« Il faut passer du chemin unique, où les enfants n’ont d’égalité des chances que sur le papier, où les moins adaptés sont envoyés au fur et à mesure dans des structures de relégation… à une institution permettant à tous les élèves d’apprendre ensemble et à chacun de voir reconnaître ses besoins éducatifs particuliers ». Dans un nouvel ouvrage, à quelques mois des présidentielles, Philippe Meirieu invite les Français à inventer une nouvelle Ecole.
A l’opposé des innombrables pamphlets sur l’Ecole, il appelle à la reconstruire sur les valeurs traditionnelles de la République : la liberté et la solidarité. « Enseigner c’est être convaincu, en même temps que tous les élèves peuvent apprendre et qu’on ne peut pas obliger un élève à apprendre ». Une position qu’il oppose au « darwinisme éducatif » des anti-pédagogues qui pensent que les plus adaptés survivront dans tous les cas.

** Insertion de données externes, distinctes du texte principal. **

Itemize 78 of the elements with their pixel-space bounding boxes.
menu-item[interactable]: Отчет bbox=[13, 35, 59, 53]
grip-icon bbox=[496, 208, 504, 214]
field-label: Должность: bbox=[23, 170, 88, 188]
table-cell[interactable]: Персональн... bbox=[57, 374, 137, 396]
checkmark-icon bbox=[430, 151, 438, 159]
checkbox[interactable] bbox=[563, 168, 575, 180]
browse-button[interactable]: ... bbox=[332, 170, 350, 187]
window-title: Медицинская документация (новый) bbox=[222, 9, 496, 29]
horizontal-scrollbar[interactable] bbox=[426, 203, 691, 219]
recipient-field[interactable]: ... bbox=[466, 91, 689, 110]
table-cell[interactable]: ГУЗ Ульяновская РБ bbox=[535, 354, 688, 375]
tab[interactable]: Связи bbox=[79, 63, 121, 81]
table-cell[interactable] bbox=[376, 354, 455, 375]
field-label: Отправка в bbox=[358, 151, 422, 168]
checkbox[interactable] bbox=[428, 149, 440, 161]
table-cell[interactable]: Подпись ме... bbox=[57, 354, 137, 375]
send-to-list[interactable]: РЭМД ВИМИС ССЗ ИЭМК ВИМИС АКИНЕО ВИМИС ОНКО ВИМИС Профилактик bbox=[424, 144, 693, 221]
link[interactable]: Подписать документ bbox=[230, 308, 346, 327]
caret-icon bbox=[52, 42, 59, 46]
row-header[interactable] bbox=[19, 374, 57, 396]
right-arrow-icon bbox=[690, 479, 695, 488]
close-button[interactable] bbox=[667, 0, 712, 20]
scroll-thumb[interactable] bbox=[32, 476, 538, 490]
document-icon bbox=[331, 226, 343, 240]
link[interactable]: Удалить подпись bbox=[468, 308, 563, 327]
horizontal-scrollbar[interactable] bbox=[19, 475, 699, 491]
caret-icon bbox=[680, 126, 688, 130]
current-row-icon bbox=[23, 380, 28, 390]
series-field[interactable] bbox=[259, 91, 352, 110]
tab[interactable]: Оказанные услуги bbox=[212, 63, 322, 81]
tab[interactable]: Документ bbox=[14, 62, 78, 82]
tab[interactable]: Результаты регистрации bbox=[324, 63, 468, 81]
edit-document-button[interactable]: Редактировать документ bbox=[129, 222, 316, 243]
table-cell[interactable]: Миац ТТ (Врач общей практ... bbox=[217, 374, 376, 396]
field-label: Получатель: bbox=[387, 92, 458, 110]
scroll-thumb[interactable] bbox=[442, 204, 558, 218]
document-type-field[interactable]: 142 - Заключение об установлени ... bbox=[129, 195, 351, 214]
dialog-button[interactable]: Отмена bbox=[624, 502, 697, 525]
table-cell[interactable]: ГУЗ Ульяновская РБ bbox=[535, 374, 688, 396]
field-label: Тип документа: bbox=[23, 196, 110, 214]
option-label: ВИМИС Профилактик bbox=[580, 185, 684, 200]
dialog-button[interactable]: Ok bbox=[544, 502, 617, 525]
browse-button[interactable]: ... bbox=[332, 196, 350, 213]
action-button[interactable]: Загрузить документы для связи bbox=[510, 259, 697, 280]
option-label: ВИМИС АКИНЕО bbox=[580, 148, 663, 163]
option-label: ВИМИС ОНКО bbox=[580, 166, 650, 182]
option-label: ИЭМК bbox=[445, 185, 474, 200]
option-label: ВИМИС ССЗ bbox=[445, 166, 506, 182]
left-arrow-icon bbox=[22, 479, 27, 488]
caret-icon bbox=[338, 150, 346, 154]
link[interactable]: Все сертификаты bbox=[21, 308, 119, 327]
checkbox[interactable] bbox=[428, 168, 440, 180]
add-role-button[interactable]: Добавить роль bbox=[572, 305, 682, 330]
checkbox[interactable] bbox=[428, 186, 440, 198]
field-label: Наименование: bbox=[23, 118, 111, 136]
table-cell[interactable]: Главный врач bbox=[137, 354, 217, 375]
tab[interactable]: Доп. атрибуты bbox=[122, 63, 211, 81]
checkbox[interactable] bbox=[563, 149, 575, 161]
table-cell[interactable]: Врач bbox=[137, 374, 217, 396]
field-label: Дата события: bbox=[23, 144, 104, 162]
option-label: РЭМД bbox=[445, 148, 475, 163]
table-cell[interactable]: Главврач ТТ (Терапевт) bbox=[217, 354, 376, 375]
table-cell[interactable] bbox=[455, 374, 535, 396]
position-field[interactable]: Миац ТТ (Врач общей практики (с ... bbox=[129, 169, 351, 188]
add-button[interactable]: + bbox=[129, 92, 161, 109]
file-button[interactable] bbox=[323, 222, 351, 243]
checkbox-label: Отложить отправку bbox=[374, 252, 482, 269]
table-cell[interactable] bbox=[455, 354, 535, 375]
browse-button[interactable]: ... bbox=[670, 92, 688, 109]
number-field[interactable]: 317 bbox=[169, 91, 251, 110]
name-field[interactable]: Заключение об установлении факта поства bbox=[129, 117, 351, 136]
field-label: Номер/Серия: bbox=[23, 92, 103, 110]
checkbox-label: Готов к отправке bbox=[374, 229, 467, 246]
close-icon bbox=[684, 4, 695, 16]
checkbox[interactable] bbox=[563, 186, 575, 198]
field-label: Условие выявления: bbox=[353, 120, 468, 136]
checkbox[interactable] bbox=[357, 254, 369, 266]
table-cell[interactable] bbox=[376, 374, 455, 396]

Que nous propose P. Meirieu ? Une refonte profonde du système éducatif autour d’une Ecole fondamentale de 3 à 16 ans, une filière unique qui revendique l’hétérogénéité. A la sortie de cette Ecole, le lycée pourrait accueillir tous les élèves dans des filières différentes mais avec un fonds culturel commun.
Différencier sans exclure. P. Meirieu ne croit pas en l’efficacité « du socle commun ». Pour lui, « l’idéologie du socle risque de nous engager dans une impasse. Nous continuons, en effet, à donner des objectifs sans nous interroger sur les moyens de les atteindre… L’acharnement à faire acquérir le socle ne pourra fonctionner qu’avec des élèves moyens, déjà motivés et peu en retard. Pour les autres, l’important est de reconstruire la voie d’accès aux connaissances. Il vaut mieux pour eux faire un détour par la culture plutôt que s’entêter à leur faire acquérir des connaissances ». Il préconise une pédagogie du projet qui s’appuie sur les oeuvres patrimoniales et qui reconnaisse et développe l’esprit de décision des enfants. Une pédagogie qui puisse permettre un brassage hétérogène fondateur de démocratie. Et qui exige une modification profonde de l’institution scolaire.
Plus d’Etat et plus d’autonomie.. P.Meirieu invite à ce que l’Etat s’investisse enfin dans la fixation des objectifs sociaux et éthiques de l’Ecole. Et à ce qu’il s’impose moins dans son fonctionnement quotidien. Autonomie des établissements, élection des chefs d’établissement, reconnaissance du rôle éducateur des enseignants avec une présence élargie sur l’établissement, invitation à l’innovation et la réflexion pédagogique commune : voilà autant de propositions à mille lieues du chemin emprunté par les derniers ministres.
Aux citoyens de décider ! C’est dire que P.Meirieu croit à la fois que la réforme de l’éducation nationale est possible et que l’Ecole puisse jouer son rôle auprès de tous les élèves. « Fort heureusement… nous sommes dans une République où les citoyens peuvent décider collectivement qu’il n’est pas acceptable d’abandonner une partie de sa jeunesse sans éducation… Nous sommes dans un pays qui a montré sa capacité à inventer des institutions pour permettre le développement de chacun dans la solidarité de tous ». L’ouvrage s’appuie sur les propositions des lecteurs du Café pédagogique. « La consultation ouverte sur le site du Café pédagogique, relayée par France Inter, a été essentielle pour l’élaboration du présent ouvrage. Elle a permis de recueillir une multitude de propositions qui prouvent à quel point nos concitoyens ont à coeur de faire progresser leur Ecole ».
Le Café vous invite à lire l’ouvrage et à continuer le débat. « C’est à chaque lecteur et à chaque lectrice de prolonger, à sa manière, la réflexion entamée ici… Qu’il avance de nouvelles analyses et de nouvelles hypothèses… Qu’il se fasse entendre ainsi auprès de ceux qui briguent nos suffrages. Pour que ces derniers s’engagent clairement sur des projets précis… Bref pour que les citoyens, enfin, construisent l’Ecole »
Philippe Meirieu, Ecole : demandez le programme !, ESF éditions – France Inter – Café pédagogique, Paris, 2006, 159 pages, 12,90 euros. Parution : fin août.